THE central bank’s monetary policy committee (MPC) has announced that will it will keep the Repo rate unchanged at 3.75%.
The Repo rate is the rate at which the central bank lends money to the commercial banks against securities.
In the case of the repo rate hike, the rate of interest for example on home loan increases.
Speaking at the announcement, the Bank of Namibia’s governor, Johannes !Gawaxab stated that the MPC is of the view that the rate remains appropriate to continue supporting domestic economic activity, while at the same time safeguarding the one-to-one link between the Namibia Dollar and the South African Rand.
He further noted that the monetary policy stances of key monitored economies were generally accommodative.
Touching on the local economy, !Gawaxab stated that the domestic economic activity contracted severely by 8.0% in 2020, compared to a contraction of 0.6% in 2019.
Contractions were observed in key sectors such as tourism, transport, mining, agriculture, manufacturing, construction, wholesale and retail trade, as well as the public sector.
!Gawaxab further stated the contraction was mainly due to the devastating effects of the COVID-19 pandemic, with the sharpest declines in output recorded in the tourism and transport sectors.
On the contrary, activity in the electricity and water, as well as information and communication sectors, recorded positive growth during the same period.
Recent developments in the domestic economy also pointed to subdued activity in most economic sectors during the first two months of 2021, compared to the same period of 2020.
Going forward, !Gawaxab stated the domestic economy is expected to grow by 2.7% in 2021 and added that the successful procurement and expeditious rollout of COVID-19 vaccination in Namibia will be critical for the extent and speed of the economic recovery.
Touching on credit expanded to businesses, !Gawaxab noted that domestic demand remained subdued as evidenced by slow growth in Private Sector Credit Extension (PSCE), which averaged 2.0% during the first two months of 2021.
This growth is much lower than the 6.7% recorded during the same period in 2020.
“Since the last MPC meeting, year-on-year growth in PSCE remained almost unchanged at 2.1% at the end of February 2021 from 2.0% at the end of December 2020,” !Gawaxab said.
Annual average inflation increased to 2.7% during the first two months of 2021, compared to 2.3% for the corresponding months in the previous year.
The increase in inflation was mainly reflected in the food and beverages categories during the period under review.

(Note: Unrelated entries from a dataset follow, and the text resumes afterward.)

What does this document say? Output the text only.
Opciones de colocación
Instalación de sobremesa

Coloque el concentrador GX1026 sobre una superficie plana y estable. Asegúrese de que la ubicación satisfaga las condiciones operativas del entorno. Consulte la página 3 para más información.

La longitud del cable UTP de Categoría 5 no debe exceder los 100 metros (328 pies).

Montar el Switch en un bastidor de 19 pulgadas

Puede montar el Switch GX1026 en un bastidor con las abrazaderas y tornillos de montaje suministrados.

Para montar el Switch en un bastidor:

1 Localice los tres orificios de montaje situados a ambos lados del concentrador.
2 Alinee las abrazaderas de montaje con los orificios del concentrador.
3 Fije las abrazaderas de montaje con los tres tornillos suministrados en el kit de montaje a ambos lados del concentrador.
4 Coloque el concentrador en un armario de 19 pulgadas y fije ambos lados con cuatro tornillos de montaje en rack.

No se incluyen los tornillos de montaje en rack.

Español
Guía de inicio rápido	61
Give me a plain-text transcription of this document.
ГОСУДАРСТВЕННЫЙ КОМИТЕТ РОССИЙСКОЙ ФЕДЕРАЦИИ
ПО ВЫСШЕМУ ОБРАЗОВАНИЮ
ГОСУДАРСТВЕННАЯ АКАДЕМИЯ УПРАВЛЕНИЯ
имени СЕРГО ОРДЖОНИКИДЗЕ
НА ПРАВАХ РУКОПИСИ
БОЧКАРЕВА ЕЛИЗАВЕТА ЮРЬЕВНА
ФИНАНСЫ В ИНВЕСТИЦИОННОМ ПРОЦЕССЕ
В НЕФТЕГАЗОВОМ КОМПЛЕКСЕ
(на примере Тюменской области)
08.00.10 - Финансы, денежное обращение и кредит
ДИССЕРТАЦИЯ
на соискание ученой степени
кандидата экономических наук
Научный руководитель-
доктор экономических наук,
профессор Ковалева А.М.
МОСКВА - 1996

Touching on the stock of international reserves, !Gawaxab said that as at the 31st of March 2021, the stock of international reserves stood at N$34.7 billion compared to N$34.4 billion reported in the February 2021 MPC statement.
He explained that the increase in reserves was mainly due to an inflow resulting from diamond sales, which was partly offset by the appreciation of the NAD against the USD.
“The N$34.7 billion of international reserves is estimated to cover 5.4 months of imports. At this level, the reserves remain sufficient to protect the peg of the Namibia Dollar to the South African Rand, while meeting the country’s international financial obligations. The MPC noted the increase in international reserves in early April 2021 to N$38.7 billion resulting from the disbursement of the IMF Rapid Financing instrument and SACU receipts,” !Gawaxab concluded.